Thursday, July 2, 2009

Red is fading in West Bengal

By: Subhadeep Bhattacharjee

The elections is West Bengal continue to throw surprises. Six months back nobody other than a certain Mamata Banerjee believed that the Red bastion could be shattered in West Bengal. Proving that the Lok Sabha polls were no fluke TMC and Congress won 13 out of 16 municipalities in the state. This comes as a severe blow to the Left leader who have been engaged in a blame game within the party since the humiliating loss in the Lok Sabha Polls.

If some analysts thought the Lok Sabha results were an isolated case they better open their eyes. Bengal not only voted with the country in the parliamentary polls it also voted against its egoistic leaders. The people voted against leaders who could not bring in development form the centre and only raised the decibel levels in the Parliament. People voted out those leaders who always blamed the centre to hide their inefficiency.
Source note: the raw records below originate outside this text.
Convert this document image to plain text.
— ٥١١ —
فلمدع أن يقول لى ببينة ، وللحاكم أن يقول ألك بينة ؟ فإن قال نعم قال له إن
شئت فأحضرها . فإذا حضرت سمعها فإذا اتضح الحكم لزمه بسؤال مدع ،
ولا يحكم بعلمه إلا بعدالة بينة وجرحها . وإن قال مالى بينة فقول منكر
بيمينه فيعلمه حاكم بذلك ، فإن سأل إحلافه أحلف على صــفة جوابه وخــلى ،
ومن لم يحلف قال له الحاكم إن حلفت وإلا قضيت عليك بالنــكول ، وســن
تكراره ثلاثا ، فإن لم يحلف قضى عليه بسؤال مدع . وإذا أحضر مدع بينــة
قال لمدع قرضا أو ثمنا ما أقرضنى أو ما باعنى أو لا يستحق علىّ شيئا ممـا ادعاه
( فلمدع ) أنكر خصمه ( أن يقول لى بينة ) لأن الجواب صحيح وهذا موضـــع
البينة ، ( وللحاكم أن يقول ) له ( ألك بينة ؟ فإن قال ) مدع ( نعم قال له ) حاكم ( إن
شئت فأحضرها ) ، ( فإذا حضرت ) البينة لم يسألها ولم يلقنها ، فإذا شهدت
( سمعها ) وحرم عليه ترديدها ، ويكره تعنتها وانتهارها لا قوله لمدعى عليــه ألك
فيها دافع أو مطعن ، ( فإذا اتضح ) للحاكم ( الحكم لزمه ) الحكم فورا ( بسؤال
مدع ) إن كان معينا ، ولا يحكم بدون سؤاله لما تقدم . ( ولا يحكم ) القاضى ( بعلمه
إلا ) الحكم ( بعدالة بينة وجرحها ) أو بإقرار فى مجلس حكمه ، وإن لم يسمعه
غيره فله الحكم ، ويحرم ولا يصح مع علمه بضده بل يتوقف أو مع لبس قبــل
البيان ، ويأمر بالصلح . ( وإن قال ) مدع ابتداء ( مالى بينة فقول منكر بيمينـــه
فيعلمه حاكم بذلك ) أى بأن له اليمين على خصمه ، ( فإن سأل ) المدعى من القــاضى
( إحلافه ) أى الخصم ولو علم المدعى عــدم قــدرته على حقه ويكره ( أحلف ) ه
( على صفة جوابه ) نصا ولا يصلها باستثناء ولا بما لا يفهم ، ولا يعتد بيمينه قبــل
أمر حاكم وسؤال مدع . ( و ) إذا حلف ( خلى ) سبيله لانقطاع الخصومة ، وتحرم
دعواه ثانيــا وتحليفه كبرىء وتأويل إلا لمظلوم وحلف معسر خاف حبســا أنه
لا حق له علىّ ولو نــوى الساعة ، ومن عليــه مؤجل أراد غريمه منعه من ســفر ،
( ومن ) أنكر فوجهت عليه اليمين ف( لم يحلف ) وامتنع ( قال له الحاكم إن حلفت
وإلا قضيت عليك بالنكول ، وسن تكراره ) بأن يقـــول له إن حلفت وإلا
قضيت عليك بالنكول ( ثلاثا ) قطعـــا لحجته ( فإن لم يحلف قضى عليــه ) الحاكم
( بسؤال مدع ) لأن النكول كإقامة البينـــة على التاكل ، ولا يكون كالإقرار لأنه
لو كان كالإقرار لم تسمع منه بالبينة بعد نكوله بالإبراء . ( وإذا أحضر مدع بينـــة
Left Front may not have yet seen its worst days, the Assembly Elections in 2011 might see State Government without a 'Left Hand Drive'. In the last three decades of its rule or rather misrule in the state the only thing that the party did was strengthen its network and develop its own structure. The development of the state took a back seat as Left leaders did not foresee a day when they would have to pay the price of their misdeeds.

People around the country never understood why a government which never improved the living standard of the people was being voted in time and again. The truth is many people in Bengal could never imagine what a non-Left government would be. Left got an extended life span post the liberalisation era due to this confusion. What Bengal needed was a trigger and Nandigram exposed the ugly face of left where criminals were sent of rampage on innocent villagers.

It's not certain if a non-Left government would bring in change in the state which is starving for development but one thing is certain people have had enough of Left. The leaders who had taken people and their emotions for granted are finally facing the music. As former British Prime Minister Harold Wilson has rightly said “He who rejects change is the architect of decay. The only human institution which rejects progress is the cemetery”

1 comments:

ankita banerji July 3, 2009 at 10:40 AM  

The change in west bengal is quite evident...but this is yet to see whether this 'change' in leadership would be able 2 bring forth a true 'change' of development in the state.